«Chi ha inquinato, paghi le spese per ripulire il territorio». È quanto chiede il consiglio di bacino Valle del Chiampo con un esposto presentato ieri in procura nel quale si punta il dito, sul fronte della vicenda Pfas, contro l'azienda Miteni di Trissino. L'impresa che opera nel settore chimico rispedisce però al mittente le accuse, spiegando di aver sempre rispettato, nelle procedure di scarico dei reflui, proprio i valori sui Pfas stabiliti dallo stesso consiglio di bacino e di non essersi mai sottratta al confronto con l'ente. La vicenda dell'inquinamento da sostanze perfluoro alchiliche si arricchisce dunque di un nuovo capitolo, con il botta e risposta tra l'organo di tutela delle acque e lo stabilimento chimico trissinese.
LE ACCUSE. Il consiglio di bacino ha affidato ad un professionista uno studio per accertare le responsabilità dell'inquinamento del territorio con i Pfos e i Pfoa, considerati tra le sostanze più tossiche e persistenti tra i perfluori. I due composti non sono più prodotti da Miteni fin dal 2011. Come si legge nell'esposto indirizzato alla procura della Repubblica di Vicenza, secondo la consulenza tecnica redatta da Andrea Sottani, «il sito Miteni costituisce ancora oggi una sorgente attiva dell'inquinamento e pertanto una sicura fonte emissiva permanente delle sostanze perfluoro alchiliche, oltre che di altri contaminanti, nella falda; il deterioramento della risorsa ambientale costituisce un danno effettivo, concreto e continuo, quindi permanente». Il consiglio di bacino non si è fermato qui, commissionando anche una valutazione chimico tossicologica sugli effetti indotti sull'uomo dalle sostanze perfluoro alchiliche.

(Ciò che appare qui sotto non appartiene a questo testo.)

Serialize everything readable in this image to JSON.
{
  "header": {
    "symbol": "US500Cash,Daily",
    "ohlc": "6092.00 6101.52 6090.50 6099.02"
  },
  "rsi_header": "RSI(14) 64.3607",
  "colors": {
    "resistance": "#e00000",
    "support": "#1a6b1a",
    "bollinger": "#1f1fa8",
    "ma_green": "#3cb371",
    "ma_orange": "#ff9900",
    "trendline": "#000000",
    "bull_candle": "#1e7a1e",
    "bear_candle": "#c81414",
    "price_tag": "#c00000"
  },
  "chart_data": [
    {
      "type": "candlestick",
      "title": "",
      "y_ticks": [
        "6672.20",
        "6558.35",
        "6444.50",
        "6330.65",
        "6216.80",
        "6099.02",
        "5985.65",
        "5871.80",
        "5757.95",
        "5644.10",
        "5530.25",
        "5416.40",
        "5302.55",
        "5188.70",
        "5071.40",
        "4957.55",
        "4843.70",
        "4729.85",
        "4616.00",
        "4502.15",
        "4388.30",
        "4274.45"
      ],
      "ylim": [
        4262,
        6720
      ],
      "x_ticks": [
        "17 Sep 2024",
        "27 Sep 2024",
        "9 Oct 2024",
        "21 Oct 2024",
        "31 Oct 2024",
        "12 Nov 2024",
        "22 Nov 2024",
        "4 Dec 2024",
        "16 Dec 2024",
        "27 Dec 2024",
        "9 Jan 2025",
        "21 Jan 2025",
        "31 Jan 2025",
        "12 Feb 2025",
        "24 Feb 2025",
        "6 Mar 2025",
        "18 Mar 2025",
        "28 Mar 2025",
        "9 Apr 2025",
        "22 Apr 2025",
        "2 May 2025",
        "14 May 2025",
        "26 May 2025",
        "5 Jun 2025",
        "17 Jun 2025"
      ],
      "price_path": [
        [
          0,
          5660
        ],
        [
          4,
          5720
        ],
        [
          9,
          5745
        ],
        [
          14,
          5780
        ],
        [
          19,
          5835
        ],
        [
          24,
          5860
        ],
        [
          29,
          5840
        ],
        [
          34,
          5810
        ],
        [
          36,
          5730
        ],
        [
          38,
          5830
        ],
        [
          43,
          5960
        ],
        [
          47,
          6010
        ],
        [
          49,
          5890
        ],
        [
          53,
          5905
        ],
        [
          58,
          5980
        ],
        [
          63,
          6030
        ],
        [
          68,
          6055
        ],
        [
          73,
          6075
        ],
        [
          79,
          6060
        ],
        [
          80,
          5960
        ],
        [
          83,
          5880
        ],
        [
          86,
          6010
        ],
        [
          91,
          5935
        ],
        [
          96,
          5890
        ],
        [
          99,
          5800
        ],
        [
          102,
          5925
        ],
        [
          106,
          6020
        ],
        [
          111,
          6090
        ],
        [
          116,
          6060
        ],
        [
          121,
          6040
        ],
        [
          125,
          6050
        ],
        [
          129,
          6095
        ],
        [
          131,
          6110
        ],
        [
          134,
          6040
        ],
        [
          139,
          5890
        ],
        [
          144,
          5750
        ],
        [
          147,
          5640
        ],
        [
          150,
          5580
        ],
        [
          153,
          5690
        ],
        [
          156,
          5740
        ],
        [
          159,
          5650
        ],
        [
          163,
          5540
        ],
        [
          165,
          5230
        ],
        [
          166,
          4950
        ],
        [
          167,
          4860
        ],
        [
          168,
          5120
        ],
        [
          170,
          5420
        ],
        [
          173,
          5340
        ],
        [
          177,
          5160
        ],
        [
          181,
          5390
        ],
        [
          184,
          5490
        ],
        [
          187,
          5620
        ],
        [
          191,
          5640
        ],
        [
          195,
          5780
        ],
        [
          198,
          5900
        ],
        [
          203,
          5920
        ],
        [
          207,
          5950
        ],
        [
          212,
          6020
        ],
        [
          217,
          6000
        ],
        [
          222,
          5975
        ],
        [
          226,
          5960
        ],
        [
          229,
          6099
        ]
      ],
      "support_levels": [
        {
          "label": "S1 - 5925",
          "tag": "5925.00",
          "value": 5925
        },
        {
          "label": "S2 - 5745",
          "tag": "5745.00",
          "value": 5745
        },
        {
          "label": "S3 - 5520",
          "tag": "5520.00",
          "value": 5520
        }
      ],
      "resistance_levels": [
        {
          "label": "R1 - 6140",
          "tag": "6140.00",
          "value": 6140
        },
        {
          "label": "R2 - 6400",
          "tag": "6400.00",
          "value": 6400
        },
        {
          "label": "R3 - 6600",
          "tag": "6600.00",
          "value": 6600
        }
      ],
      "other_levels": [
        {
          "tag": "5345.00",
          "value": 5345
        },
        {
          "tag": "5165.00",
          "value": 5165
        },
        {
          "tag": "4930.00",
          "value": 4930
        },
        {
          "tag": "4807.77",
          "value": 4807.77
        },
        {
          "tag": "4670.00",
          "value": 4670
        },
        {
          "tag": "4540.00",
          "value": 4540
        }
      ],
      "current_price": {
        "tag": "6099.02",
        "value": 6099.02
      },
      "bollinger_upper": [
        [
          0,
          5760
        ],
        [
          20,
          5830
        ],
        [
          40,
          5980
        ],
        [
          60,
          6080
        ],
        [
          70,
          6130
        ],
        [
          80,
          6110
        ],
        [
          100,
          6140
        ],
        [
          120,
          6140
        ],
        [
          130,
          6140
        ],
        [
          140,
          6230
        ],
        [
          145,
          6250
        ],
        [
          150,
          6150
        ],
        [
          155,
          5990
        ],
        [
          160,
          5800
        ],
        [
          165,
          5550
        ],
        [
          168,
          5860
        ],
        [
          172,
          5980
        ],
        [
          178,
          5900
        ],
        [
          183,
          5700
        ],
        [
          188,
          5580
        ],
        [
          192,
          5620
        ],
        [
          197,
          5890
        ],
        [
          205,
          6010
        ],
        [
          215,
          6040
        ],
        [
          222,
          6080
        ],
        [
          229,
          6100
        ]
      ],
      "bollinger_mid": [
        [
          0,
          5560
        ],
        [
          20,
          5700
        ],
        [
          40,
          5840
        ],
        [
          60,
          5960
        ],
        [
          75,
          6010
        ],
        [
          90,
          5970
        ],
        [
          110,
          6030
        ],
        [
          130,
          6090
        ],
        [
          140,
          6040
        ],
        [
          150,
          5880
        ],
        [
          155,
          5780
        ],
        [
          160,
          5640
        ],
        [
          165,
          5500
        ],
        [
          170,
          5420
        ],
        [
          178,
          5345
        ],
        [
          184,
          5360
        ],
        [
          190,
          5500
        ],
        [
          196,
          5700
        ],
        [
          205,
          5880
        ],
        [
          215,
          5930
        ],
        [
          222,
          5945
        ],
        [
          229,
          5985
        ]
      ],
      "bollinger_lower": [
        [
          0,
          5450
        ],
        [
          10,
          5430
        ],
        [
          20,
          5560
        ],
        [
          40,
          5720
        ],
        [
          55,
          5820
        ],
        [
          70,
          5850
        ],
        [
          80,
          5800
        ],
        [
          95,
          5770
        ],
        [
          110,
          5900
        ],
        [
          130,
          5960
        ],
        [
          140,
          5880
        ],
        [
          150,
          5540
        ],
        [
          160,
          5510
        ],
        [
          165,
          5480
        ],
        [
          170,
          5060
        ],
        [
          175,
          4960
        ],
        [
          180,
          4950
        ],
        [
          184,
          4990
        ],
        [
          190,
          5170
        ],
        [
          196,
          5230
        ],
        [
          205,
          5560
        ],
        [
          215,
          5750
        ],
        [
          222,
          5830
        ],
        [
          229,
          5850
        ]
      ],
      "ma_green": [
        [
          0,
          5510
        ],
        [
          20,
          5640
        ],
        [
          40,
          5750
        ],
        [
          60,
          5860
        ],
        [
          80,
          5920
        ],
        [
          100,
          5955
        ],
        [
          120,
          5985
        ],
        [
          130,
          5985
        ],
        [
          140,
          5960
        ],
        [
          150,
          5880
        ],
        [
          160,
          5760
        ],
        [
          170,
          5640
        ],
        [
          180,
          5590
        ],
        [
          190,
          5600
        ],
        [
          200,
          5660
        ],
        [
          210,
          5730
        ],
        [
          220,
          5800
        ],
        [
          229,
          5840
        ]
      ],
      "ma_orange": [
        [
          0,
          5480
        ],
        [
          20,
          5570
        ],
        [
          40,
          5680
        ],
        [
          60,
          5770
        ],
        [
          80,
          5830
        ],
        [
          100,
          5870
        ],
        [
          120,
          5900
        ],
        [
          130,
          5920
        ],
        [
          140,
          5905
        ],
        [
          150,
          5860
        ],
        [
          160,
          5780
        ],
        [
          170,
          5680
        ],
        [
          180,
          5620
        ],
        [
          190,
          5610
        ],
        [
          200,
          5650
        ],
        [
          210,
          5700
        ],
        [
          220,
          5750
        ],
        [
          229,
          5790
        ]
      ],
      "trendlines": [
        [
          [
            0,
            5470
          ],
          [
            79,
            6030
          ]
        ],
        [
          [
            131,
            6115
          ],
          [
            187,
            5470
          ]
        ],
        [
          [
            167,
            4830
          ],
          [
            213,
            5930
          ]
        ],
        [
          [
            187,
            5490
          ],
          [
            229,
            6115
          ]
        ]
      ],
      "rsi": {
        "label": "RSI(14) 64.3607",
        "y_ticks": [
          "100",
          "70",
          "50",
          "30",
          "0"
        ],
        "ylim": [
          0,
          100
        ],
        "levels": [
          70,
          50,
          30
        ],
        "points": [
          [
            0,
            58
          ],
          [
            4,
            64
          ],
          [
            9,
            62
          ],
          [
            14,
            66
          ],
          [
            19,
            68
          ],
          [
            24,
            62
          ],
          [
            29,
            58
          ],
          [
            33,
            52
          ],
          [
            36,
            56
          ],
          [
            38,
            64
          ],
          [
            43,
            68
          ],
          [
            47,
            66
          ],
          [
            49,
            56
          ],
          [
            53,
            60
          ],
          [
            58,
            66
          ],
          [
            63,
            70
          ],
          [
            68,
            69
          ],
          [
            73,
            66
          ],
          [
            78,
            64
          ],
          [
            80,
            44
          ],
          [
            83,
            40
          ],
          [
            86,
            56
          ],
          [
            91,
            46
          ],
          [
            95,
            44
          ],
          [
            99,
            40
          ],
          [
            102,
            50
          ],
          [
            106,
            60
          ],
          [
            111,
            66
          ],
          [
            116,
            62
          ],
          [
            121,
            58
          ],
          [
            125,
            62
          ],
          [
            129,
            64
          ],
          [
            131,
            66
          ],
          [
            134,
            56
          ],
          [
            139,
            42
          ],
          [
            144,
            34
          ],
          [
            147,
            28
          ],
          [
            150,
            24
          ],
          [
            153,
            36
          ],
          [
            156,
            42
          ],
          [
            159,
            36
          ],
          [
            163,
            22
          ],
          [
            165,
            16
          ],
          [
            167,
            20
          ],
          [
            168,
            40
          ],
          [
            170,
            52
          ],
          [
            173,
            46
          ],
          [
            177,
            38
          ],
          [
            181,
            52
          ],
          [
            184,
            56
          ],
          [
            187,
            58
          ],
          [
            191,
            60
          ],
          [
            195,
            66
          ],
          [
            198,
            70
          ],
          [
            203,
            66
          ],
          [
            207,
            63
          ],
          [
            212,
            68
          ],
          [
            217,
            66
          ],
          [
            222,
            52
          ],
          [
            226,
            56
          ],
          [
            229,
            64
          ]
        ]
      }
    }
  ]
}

Lo studio di Raffaella Butera, sempre come riportato nel documento, spiega: «Dette sostanze appaiono inequivocabilmente fonte certa di determinati effetti tossici non cancerogeni e fonte possibile, ma da verificare, di effetti tossici cancerogeni». Sul fronte della riparazione dei danni ambientali provocati dai perfluori, l'ente di tutela delle risorse idriche fa riferimento all'attuale normativa in tema di ambiente, la quale «pone il ripristino e il recupero ambientale come obiettivi imprescindibili». In particolare, le misure, soprattutto per quanto riguarda le acque, devono portare «all'obiettivo del completo ripristino della risorsa e dei suoi "servizi" nelle condizioni antecedenti il danno o, in alternativa, nell'adozione di misure compensative alternative». «A fronte - si continua a leggere nel testo presentato in procura -, dell'evidente consapevolezza che la fonte emissiva e di danno alla falda coincideva col proprio sito (è la stessa società ad ammetterlo nella propria nota del 24.7.2013), Miteni non ha intrapreso l'azione di ripristino». E conclude, più avanti, nel documento: «Non è dubitabile che Miteni (e verosimilmente le sue controllanti) sia destinataria dell'obbligo di ripristino».
IL COMMENTO. «Vista la mancanza di dialogo che la Miteni ha dimostrato con Acque del Chiampo - ha commentato il presidente del Consiglio di bacino Valle del Chiampo Giorgio Gentilin -, ho ritenuto di dare ulteriori strumenti investigativi alla Procura della Repubblica. Il nostro fine è quello di avere il ripristino della risorsa idrica e un aiuto da parte dell'azienda nell'affrontare questa vicenda. Questa è una valle che in passato si è presa le sue responsabilità sulla tematica ambientale e che ha saputo lavorare per imprimere una svolta sostanziale al riguardo».
L'AZIENDA. La risposta della Miteni non si è fatta attendere. «Innanzitutto l'azienda è seguita da Alto Vicentino servizi, per quanto riguarda gli scarichi - precisano fonti aziendali -. Ci sono stati, poi, dei carteggi con il consiglio di bacino per discutere in merito ai costi legati alla depurazione. Un appuntamento era stato fissato con Acque del Chiampo per il 5 aprile, ma loro stessi l'hanno disdetto il giorno prima. Miteni aveva poi confermato un incontro con l'amministratore Alberto Serafin per il 28 aprile, ma la mattina stessa il gestore del servizio idrico ha annullato l'appuntamento. Non si può certo dire, quindi, che l'azienda si sia sottratta al confronto: sono stati loro a non aver voluto incontrarci. Era stato proprio il Consiglio di bacino, poi, a darci i limiti relativi a queste sostanze da rispettare nelle acque di scarico. Noi abbiamo sempre rispettato questi valori».